C. Gracchus.

5. These palliative remedies, however, availed nothing after the return of C. Gracchus from Sicily with a full determination to tread in the footsteps of his brother. Like him, it is true, he fell a victim to his enterprise; but the storm that he raised during the two years of his tribunate fell so much the more heavily, as the popular excitement was more general, and from his possessing more of the shining talents necessary to form a powerful demagogue than his brother.

First tribunate of C. Gracchus, 123. Renewal of the agrarian law, and rendering its provisions more strict. Nevertheless, as he increased the fermentation by his popular measures and by acting the demagogue, and obtained the renewal of the tribunate for the following year, 122, he so far extended his plan, as to render it not only highly dangerous to the aristocracy, but even to the state itself. Establishment of distributions of corn to the poor people. Plan for the formation of the knights (ordo equestris) into a political body, as a counterbalance to the senate, by conferring on it the right of administering justice, (judicia,) which was taken from the senate. Still more important project of granting to the Italian allies the privileges of Roman citizenship; and also the formation of colonies, not only in Campania, but also out of Italy, in Carthage. The highly refined policy of the senate, however, by lessening this man of the people in the eyes of his admirers, through the assistance of the tribune Livius Drusius, prevented his complete triumph; and, once declining, Gracchus soon experienced the fate of every demagogue, whose complete fall is then irretrievable.
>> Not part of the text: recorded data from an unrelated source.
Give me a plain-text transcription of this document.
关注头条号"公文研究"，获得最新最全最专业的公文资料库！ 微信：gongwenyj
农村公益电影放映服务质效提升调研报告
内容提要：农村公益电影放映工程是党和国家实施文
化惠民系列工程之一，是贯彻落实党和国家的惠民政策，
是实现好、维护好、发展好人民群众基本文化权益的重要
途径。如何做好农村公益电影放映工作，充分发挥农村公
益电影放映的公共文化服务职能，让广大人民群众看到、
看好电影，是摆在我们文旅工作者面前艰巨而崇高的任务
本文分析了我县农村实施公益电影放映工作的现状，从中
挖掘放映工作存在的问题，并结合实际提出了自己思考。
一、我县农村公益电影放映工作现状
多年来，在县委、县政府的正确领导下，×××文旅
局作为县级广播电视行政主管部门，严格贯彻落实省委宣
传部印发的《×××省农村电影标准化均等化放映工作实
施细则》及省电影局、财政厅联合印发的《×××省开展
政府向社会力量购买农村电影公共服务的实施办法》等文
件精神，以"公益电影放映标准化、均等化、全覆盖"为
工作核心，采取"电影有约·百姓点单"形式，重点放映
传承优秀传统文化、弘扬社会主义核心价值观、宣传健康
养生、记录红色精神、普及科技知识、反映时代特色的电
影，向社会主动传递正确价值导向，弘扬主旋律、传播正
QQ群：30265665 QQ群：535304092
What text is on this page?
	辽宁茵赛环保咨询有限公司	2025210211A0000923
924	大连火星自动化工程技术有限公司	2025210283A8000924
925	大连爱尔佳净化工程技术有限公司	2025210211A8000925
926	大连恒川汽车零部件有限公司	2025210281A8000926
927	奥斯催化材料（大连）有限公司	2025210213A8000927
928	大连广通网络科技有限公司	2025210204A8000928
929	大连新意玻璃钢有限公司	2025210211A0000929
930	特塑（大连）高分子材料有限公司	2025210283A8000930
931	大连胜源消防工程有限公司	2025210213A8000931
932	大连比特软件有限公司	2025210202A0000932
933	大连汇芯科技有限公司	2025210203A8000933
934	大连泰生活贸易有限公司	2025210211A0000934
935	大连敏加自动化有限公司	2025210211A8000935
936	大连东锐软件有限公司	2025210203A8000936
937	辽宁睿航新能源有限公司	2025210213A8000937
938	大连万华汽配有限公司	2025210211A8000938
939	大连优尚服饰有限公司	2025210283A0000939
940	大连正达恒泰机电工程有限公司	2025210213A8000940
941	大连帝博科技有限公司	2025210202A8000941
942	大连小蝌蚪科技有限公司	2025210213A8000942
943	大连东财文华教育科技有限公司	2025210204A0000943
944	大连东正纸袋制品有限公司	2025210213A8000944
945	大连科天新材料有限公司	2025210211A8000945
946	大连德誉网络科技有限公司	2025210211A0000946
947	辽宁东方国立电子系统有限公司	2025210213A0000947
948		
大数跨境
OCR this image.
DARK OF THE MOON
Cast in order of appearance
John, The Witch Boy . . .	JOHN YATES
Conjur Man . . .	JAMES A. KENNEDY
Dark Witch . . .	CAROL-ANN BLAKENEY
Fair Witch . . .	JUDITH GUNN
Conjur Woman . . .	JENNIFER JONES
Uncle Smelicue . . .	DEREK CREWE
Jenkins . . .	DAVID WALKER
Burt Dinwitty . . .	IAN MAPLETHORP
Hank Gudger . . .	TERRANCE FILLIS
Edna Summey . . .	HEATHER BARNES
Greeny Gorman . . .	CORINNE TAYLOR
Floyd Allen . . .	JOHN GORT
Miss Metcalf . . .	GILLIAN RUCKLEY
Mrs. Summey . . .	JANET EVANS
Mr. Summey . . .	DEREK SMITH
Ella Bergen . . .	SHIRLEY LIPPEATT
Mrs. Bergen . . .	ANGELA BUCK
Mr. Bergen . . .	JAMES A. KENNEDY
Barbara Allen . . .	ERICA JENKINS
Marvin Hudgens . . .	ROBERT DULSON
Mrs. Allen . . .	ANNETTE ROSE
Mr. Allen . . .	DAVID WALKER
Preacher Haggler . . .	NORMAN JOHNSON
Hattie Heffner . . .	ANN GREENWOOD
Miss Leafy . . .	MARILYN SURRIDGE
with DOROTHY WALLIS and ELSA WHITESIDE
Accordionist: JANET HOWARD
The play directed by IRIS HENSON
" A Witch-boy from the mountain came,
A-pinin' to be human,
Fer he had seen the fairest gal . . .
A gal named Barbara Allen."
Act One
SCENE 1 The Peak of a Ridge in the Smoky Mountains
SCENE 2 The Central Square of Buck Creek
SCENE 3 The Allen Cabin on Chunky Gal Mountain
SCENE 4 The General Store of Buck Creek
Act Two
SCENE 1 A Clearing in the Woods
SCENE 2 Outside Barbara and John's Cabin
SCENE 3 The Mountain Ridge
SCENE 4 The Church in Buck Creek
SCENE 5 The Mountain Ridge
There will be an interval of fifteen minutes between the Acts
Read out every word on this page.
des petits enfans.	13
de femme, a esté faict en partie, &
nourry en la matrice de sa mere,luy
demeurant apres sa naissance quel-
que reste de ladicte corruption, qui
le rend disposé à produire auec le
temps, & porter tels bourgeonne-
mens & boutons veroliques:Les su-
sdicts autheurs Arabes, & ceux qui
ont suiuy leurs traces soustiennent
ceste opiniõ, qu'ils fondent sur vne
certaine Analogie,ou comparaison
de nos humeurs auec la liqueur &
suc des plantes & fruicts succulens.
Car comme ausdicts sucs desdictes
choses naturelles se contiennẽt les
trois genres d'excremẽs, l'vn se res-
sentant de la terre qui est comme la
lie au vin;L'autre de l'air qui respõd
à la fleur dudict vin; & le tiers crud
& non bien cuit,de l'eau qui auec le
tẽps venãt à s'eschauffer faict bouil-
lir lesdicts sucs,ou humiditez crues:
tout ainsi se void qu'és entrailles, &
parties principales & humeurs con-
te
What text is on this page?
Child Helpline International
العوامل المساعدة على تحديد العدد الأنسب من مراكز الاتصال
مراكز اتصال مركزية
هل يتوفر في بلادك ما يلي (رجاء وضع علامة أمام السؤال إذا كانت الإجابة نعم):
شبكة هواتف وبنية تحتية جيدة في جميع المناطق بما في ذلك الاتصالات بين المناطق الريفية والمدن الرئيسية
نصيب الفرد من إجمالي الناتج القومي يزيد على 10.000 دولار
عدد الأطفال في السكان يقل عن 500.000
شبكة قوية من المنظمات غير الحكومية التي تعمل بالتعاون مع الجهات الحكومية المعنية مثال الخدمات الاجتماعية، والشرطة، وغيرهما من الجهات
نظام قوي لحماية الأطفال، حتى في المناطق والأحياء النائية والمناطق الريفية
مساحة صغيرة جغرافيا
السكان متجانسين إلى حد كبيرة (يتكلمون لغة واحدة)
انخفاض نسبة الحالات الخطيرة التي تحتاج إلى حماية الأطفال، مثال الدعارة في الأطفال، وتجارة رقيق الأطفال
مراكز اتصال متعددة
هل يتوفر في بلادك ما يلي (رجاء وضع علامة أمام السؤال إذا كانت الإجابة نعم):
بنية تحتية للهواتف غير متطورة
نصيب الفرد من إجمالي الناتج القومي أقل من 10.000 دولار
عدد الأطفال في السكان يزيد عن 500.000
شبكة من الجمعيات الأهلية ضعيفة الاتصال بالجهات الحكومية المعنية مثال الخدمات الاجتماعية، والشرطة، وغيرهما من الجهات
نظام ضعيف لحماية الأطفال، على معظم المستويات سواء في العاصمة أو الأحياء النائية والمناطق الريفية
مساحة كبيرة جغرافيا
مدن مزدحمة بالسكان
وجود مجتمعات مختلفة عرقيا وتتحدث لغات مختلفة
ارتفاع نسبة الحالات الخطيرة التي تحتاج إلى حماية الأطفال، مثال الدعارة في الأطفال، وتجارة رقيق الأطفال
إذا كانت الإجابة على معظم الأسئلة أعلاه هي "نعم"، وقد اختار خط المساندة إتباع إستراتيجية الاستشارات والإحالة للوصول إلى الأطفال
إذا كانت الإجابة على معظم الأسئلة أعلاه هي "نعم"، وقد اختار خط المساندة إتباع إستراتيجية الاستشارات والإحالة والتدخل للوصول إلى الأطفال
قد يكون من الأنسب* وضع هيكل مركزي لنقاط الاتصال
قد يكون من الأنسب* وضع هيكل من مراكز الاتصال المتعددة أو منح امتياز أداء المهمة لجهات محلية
General insurrection, and assassination of C. Gracchus, 121.

Victory of the aristocratic faction.

6. The victory of the aristocratic faction was this time not only much more certain and bloody, they turned the advantages it gave them to such good account, that they eluded the agrarian law of Gracchus, and indeed, at last, completely abrogated it. But the seeds of discord already disseminated, especially among the Italian allies, could not be so soon checked, when once the subjects of these states had conceived the idea that they were entitled to a share in the government. How soon these party struggles might be renewed, or indeed a civil war break out, depended almost entirely upon foreign circumstances, and the chance of a bolder leader being found.

Agrarian law evaded: at first by repealing an act which prohibited the transfer of the national lands already divided, whereby the patricians were enabled to buy them again;—afterwards by the lex Thoria: complete stop put to all further divisions, a land-tax, to be distributed among the people, being instituted in its stead; but even this latter was very soon annulled.

† D. H. Hegewisch, History of the Civil Wars of the Gracchi. Altona, 1801.

History of the Revolution of the Gracchi in my Miscellaneous Historical Works. Vol. iii. 1821.

Effects of this party-spirit in corrupting the nation.

7. Visible effects of this party spirit upon public morals, which now began to decline the more rapidly, in proportion to the increase of foreign connections. Neither the severity of the censorship, nor the laws against luxury (leges sumtuariæ), nor those which now became necessary against celibacy, could be of much service in this respect. This degeneracy was not only to be found in the cupidity of the higher ranks, but also in the licentiousness of the lower orders.